Nous soutenons cette issue, avec une question qui
n’est pas une question de principe, qui est la première
question politique de ce deuxième acte. Nous sommes tous
d’accord sur la démarche consistant à reconstruire le Liban et
à demander à la communauté internationale d’aider ce pays, en
particulier devant le drame et la menace que représentent pour
des centaines de milliers de Libanais les mines antipersonnel et
les résidus de bombe à fragmentation.
Mais il y a une question politique : Quel est exactement le
mandat de la Finul ?
Si le mandat de la Finul est le même que le mandat précédent,
la Finul-2, la deuxième force des Nations Unies au Liban, ne
servira pas davantage que la Finul-1, la première force. Et
l’on risque, sous les yeux même des contingents armés de l’ONU,
d’assister au réarmement de la milice du Hezbollah.

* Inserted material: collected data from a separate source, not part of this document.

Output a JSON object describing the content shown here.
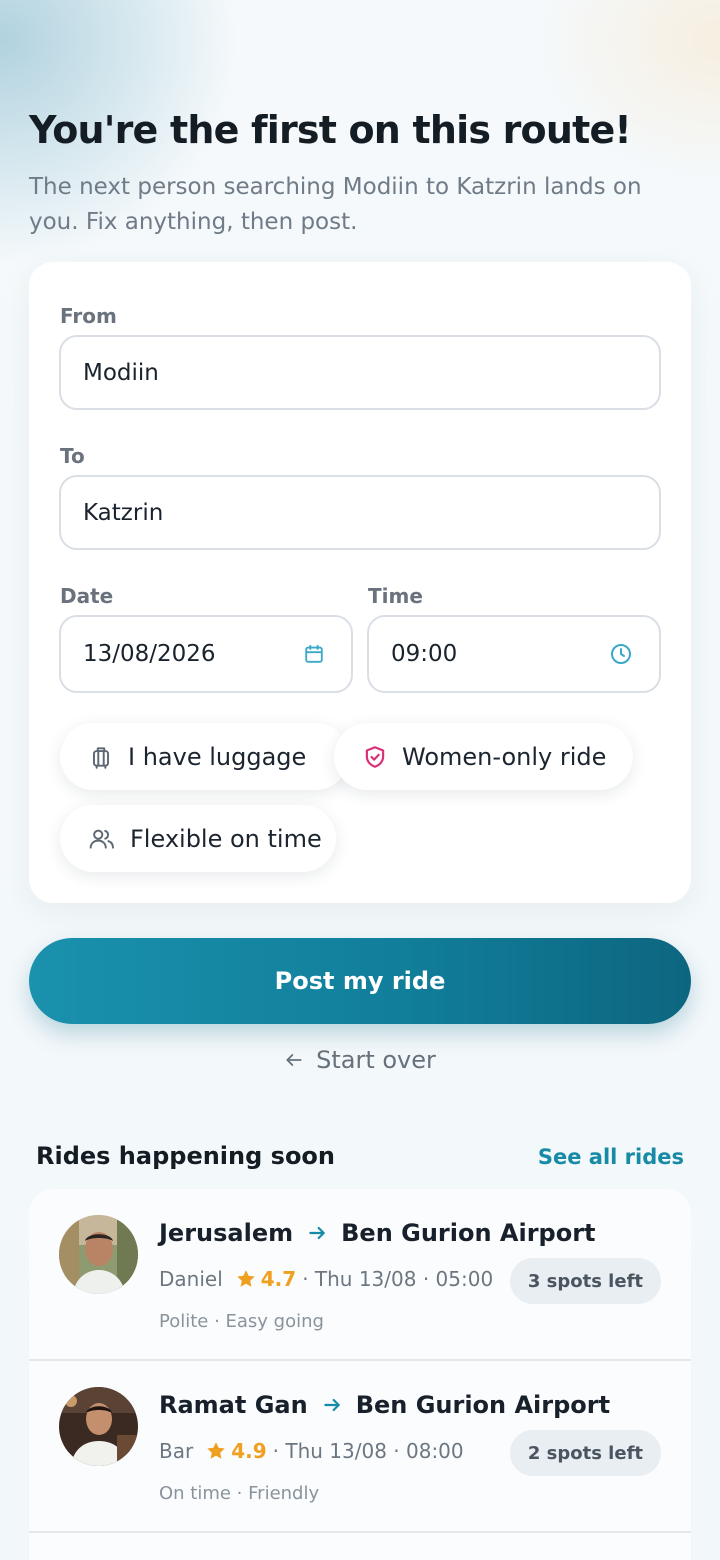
{
  "header": {
    "title": "You're the first on this route!",
    "subtitle": "The next person searching Modiin to Katzrin lands on you. Fix anything, then post."
  },
  "form": {
    "from_label": "From",
    "from_value": "Modiin",
    "to_label": "To",
    "to_value": "Katzrin",
    "date_label": "Date",
    "date_value": "13/08/2026",
    "time_label": "Time",
    "time_value": "09:00",
    "chips": {
      "luggage": "I have luggage",
      "women_only": "Women-only ride",
      "flexible": "Flexible on time"
    }
  },
  "actions": {
    "post_label": "Post my ride",
    "start_over_label": "Start over"
  },
  "upcoming": {
    "title": "Rides happening soon",
    "see_all": "See all rides",
    "rides": [
      {
        "from": "Jerusalem",
        "to": "Ben Gurion Airport",
        "driver": "Daniel",
        "rating": "4.7",
        "when": "· Thu 13/08 · 05:00",
        "spots": "3 spots left",
        "tags": "Polite · Easy going"
      },
      {
        "from": "Ramat Gan",
        "to": "Ben Gurion Airport",
        "driver": "Bar",
        "rating": "4.9",
        "when": "· Thu 13/08 · 08:00",
        "spots": "2 spots left",
        "tags": "On time · Friendly"
      }
    ]
  },
  "colors": {
    "accent": "#178aa6",
    "button_start": "#1a91ad",
    "button_end": "#0d6680",
    "rating": "#f0a020",
    "women_only_icon": "#d9307a"
  },
  "icons": {
    "date": "calendar-icon",
    "time": "clock-icon",
    "luggage": "luggage-icon",
    "women_only": "shield-icon",
    "flexible": "people-icon",
    "start_over": "arrow-left-icon",
    "route": "arrow-right-icon",
    "rating": "star-icon"
  }
}
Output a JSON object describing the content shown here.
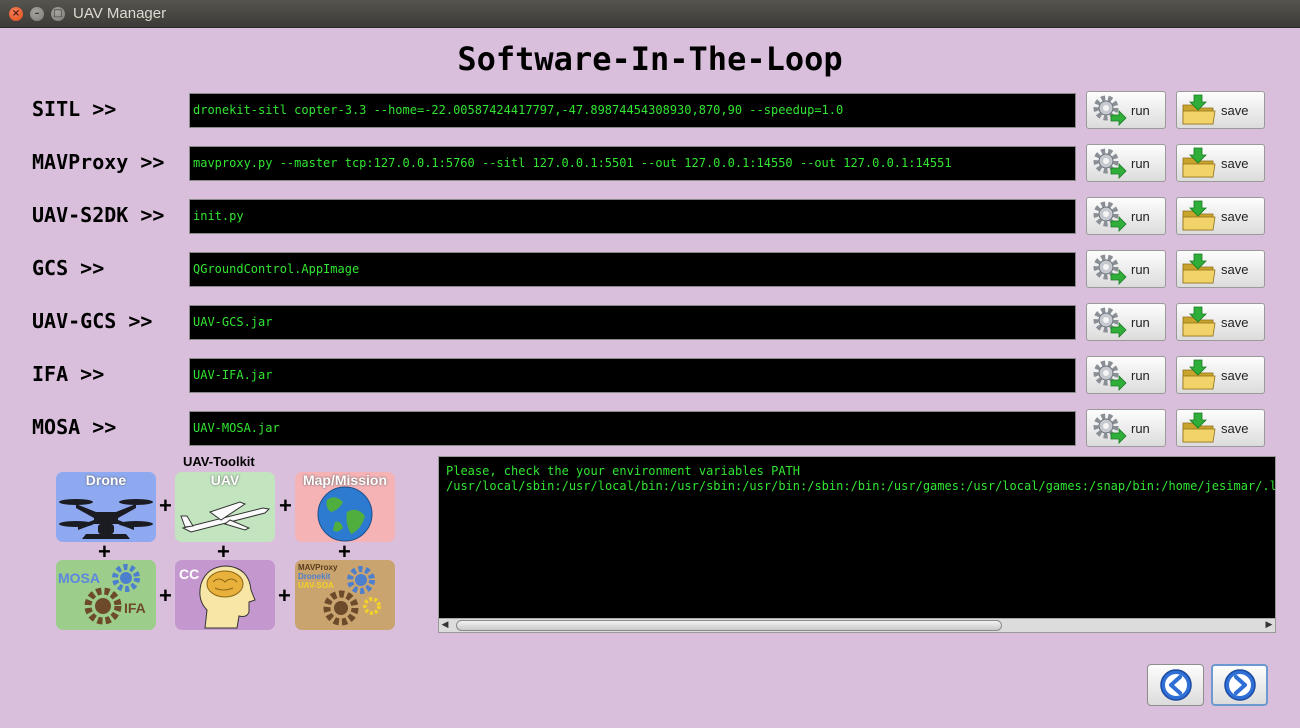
{
  "window": {
    "title": "UAV Manager"
  },
  "page": {
    "title": "Software-In-The-Loop"
  },
  "rows": [
    {
      "label": "SITL >>",
      "command": "dronekit-sitl copter-3.3 --home=-22.00587424417797,-47.89874454308930,870,90 --speedup=1.0",
      "run_label": "run",
      "save_label": "save"
    },
    {
      "label": "MAVProxy >>",
      "command": "mavproxy.py --master tcp:127.0.0.1:5760 --sitl 127.0.0.1:5501 --out 127.0.0.1:14550 --out 127.0.0.1:14551",
      "run_label": "run",
      "save_label": "save"
    },
    {
      "label": "UAV-S2DK >>",
      "command": "init.py",
      "run_label": "run",
      "save_label": "save"
    },
    {
      "label": "GCS >>",
      "command": "QGroundControl.AppImage",
      "run_label": "run",
      "save_label": "save"
    },
    {
      "label": "UAV-GCS >>",
      "command": "UAV-GCS.jar",
      "run_label": "run",
      "save_label": "save"
    },
    {
      "label": "IFA >>",
      "command": "UAV-IFA.jar",
      "run_label": "run",
      "save_label": "save"
    },
    {
      "label": "MOSA >>",
      "command": "UAV-MOSA.jar",
      "run_label": "run",
      "save_label": "save"
    }
  ],
  "toolkit": {
    "title": "UAV-Toolkit",
    "tiles": {
      "drone": "Drone",
      "uav": "UAV",
      "map": "Map/Mission",
      "mosa": "MOSA",
      "ifa": "IFA",
      "cc": "CC",
      "mavproxy": "MAVProxy",
      "dronekit": "Dronekit",
      "uavsoa": "UAV-SOA"
    },
    "plus": "+"
  },
  "console": {
    "line1": "Please, check the your environment variables PATH",
    "line2": "/usr/local/sbin:/usr/local/bin:/usr/sbin:/usr/bin:/sbin:/bin:/usr/games:/usr/local/games:/snap/bin:/home/jesimar/.local"
  },
  "icons": {
    "run": "gear-run-icon",
    "save": "folder-download-icon",
    "back": "arrow-left-icon",
    "next": "arrow-right-icon"
  },
  "colors": {
    "background": "#dabfdd",
    "terminal_text": "#31e531",
    "terminal_bg": "#000000"
  }
}
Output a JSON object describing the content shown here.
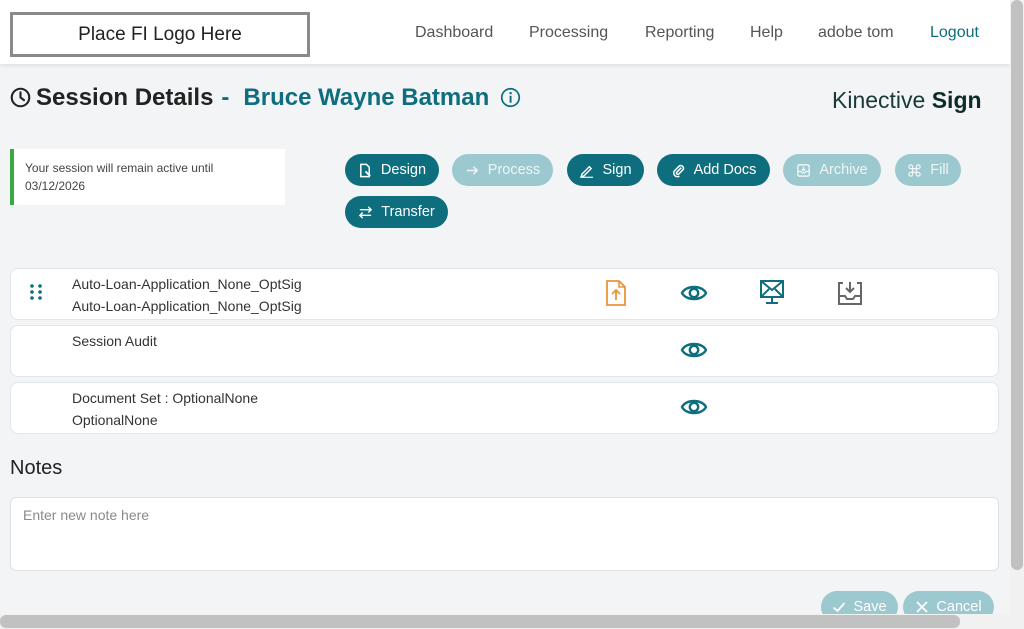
{
  "header": {
    "logo_text": "Place FI Logo Here",
    "nav": [
      {
        "label": "Dashboard"
      },
      {
        "label": "Processing"
      },
      {
        "label": "Reporting"
      },
      {
        "label": "Help"
      },
      {
        "label": "adobe tom"
      },
      {
        "label": "Logout"
      }
    ]
  },
  "title": {
    "label": "Session Details",
    "separator": "-",
    "customer": "Bruce Wayne Batman"
  },
  "brand": {
    "part1": "Kinective",
    "part2": "Sign"
  },
  "session_banner": {
    "text": "Your session will remain active until 03/12/2026"
  },
  "actions": [
    {
      "label": "Design",
      "enabled": true,
      "icon": "design-doc-icon"
    },
    {
      "label": "Process",
      "enabled": false,
      "icon": "arrow-right-icon"
    },
    {
      "label": "Sign",
      "enabled": true,
      "icon": "pen-icon"
    },
    {
      "label": "Add Docs",
      "enabled": true,
      "icon": "paperclip-icon"
    },
    {
      "label": "Archive",
      "enabled": false,
      "icon": "archive-icon"
    },
    {
      "label": "Fill",
      "enabled": false,
      "icon": "command-icon"
    },
    {
      "label": "Transfer",
      "enabled": true,
      "icon": "swap-arrows-icon"
    }
  ],
  "documents": [
    {
      "line1": "Auto-Loan-Application_None_OptSig",
      "line2": "Auto-Loan-Application_None_OptSig",
      "icons": [
        "upload-file-icon",
        "view-eye-icon",
        "monitor-envelope-icon",
        "inbox-download-icon"
      ]
    },
    {
      "line1": "Session Audit",
      "line2": "",
      "icons": [
        "view-eye-icon"
      ]
    },
    {
      "line1": "Document Set : OptionalNone",
      "line2": "OptionalNone",
      "icons": [
        "view-eye-icon"
      ]
    }
  ],
  "notes": {
    "title": "Notes",
    "placeholder": "Enter new note here"
  },
  "footer_buttons": {
    "save": "Save",
    "cancel": "Cancel"
  },
  "colors": {
    "accent": "#0f6e7e",
    "accent_disabled": "#9cc8cf",
    "session_bar": "#3aa843",
    "upload_icon": "#e8953a"
  }
}
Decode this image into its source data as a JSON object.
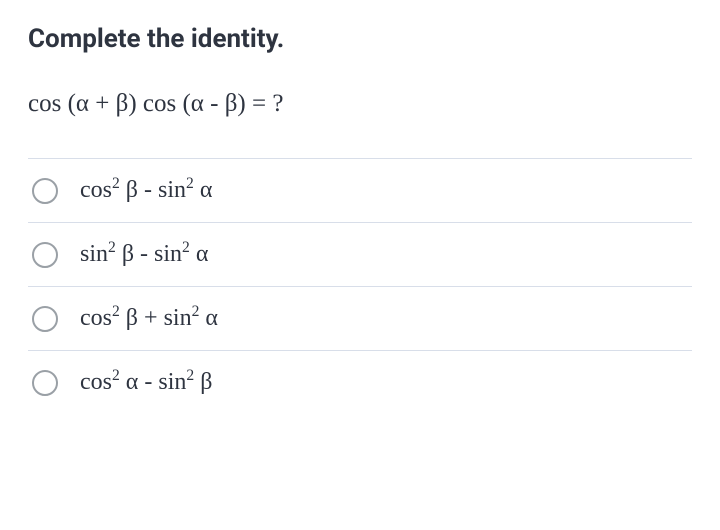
{
  "question": {
    "title": "Complete the identity.",
    "equation": "cos (α + β) cos (α - β) = ?"
  },
  "options": [
    {
      "fn1": "cos",
      "var1": "β",
      "op": " - ",
      "fn2": "sin",
      "var2": "α"
    },
    {
      "fn1": "sin",
      "var1": "β",
      "op": " - ",
      "fn2": "sin",
      "var2": "α"
    },
    {
      "fn1": "cos",
      "var1": "β",
      "op": " + ",
      "fn2": "sin",
      "var2": "α"
    },
    {
      "fn1": "cos",
      "var1": "α",
      "op": " - ",
      "fn2": "sin",
      "var2": "β"
    }
  ],
  "chart_data": {
    "type": "table",
    "title": "Multiple choice options for trigonometric identity",
    "options_plain": [
      "cos² β - sin² α",
      "sin² β - sin² α",
      "cos² β + sin² α",
      "cos² α - sin² β"
    ]
  }
}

Ceci ne serait pas conforme à la lettre, et pas davantage à
l’esprit, des résolutions des Nations unies. La résolution
1559 qui oblige au désarmement effectif des milices et à
l’exercice de l’autorité sur le terrain de l’armée
libanaise. Et la résolution 1701 qui indique l’armée libanaise
comme seule autorité légitime au Liban en matière de sécurité.
Et surtout, ce serait un risque immense pour le Liban, pour Israël,
et pour la paix. Cela signifierait qu’une faction, qui vise
ouvertement la destruction d’Israël, s’arroge, sur le
terrain, la domination sur une région d’un pays souverain. Et
on voit bien les conséquences, en déconsidération des Nations
unies, de déstabilisation de la région et du Liban tout entier
que supposerait cette acceptation.
Les mots qui ont été prononcés sur ce sujet sont des mots
vagues, diplomatiques sans doute. Leur flou recèle un monde de
menaces. Nous demandons que ces menaces soient prises en considération,
à leur juste poids, et qu’il y soit mis un terme. Le réarmement
des milices, ce serait l’échec assuré pour la politique nécessaire
de paix et de restauration de la souveraineté d’un Liban indépendant.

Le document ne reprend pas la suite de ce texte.